支えてくれる家族や友人も周囲にいない病室で、ひとり不安や恐怖と闘っている患者さんの様子を想像してみて下さい。中には、不安だけでなく、持って行き場のない怒りに駆られる人もいます。
38歳で乳がんの診断を受けた女性(インタビュー時42歳)
いったんはそのがんっていうことは一応は受け止めて、受け入れてるんですけれども、ショックっていうものよりも今度はだんだん腹立たしさが襲ってきたんですね。
で、それは何に対してかって言えば、やはり“なんで自分ががんに、それもすごくボディダメージを受ける乳がんにならないといけないんだ。ならなければ私は今でも全然普通に、普通の生活をしている”。
で、おまけにやっぱり経済的なことも出てきますよね。お金もかかるし、仕事も復帰できるかどうかわからない。
・・・その先が見えないんですよね。そうなると不安も襲ってきますし、なんかがんに対して腹が立ってくるんですよね。でも当たるところがないんですよ。どこに当たったらいいかわからなくて。
で、こう、それも突然襲ってくるんですよ。
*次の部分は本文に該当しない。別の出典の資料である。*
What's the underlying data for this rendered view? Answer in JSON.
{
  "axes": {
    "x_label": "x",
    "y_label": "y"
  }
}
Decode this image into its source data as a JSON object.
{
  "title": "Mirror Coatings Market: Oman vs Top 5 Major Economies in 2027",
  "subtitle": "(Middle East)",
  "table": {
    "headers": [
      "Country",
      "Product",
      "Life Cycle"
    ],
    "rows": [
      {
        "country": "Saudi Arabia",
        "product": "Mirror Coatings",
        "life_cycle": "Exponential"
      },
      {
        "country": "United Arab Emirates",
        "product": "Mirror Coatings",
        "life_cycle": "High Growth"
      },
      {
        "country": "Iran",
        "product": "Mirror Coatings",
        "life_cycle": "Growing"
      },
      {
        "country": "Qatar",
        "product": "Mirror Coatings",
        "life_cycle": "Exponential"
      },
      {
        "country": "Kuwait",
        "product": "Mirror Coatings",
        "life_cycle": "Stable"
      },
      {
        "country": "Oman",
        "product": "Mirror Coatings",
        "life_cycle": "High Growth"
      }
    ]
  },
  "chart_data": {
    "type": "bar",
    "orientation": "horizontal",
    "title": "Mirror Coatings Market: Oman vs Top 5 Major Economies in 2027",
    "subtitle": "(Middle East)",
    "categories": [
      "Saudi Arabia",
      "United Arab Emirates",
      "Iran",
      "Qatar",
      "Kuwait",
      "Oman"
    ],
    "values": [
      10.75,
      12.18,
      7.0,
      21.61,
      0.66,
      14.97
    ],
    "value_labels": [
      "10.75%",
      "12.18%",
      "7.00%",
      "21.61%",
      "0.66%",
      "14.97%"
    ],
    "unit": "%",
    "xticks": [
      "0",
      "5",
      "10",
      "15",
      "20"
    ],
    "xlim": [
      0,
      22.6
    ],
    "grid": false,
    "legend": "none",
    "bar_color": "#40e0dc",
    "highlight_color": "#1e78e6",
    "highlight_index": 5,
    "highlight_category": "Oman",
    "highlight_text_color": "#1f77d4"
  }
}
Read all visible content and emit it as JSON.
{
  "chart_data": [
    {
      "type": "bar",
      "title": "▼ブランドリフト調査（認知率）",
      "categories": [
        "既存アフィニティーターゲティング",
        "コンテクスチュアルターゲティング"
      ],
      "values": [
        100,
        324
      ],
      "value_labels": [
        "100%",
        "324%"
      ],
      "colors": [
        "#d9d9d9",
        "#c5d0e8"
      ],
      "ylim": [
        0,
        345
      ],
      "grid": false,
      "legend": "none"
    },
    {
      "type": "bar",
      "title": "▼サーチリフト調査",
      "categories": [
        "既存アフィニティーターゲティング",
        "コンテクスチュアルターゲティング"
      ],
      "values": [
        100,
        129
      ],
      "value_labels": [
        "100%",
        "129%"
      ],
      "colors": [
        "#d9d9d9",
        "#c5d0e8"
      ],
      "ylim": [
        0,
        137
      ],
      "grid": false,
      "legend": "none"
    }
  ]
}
普通に何かをしていて、急に頭をこう、「がん」というものがよぎって、急に腹が立つんですね。
「NPO法人 健康と病いの語り ディペックス・ジャパン 乳がんの語り」より
こうした怒りの矛先は、ときに医療者に向けられることもあります。ほんの些細な手違いで生じたトラブルをきっかけに激しい攻撃を受けることもありますが、そんなときにも患者さんのやりきれない思いを理解すれば、それを柔らかく受け止める知恵も生まれてきます。
怒りはあなた個人に向けられたものではないことを理解し、患者さんの心の奥底にある苦悩に耳を傾けてみましょう。怒りを受け止める仕事も、私たち医療従事者に与えられた役割の一つなのです。
「健康と病いの語り ディペックス・ジャパン」(通称:DIPEx-Japan)
英国オックスフォード大学で作られているDIPExをモデルに、日本版の「健康と病いの語り」のデータベースを構築し、それを社会資源として活用していくことを目的として作られた特定非営利活動法人(NPO法人)です。患者の語りに耳を傾けるところから「患者主体の医療」の実現を目指します。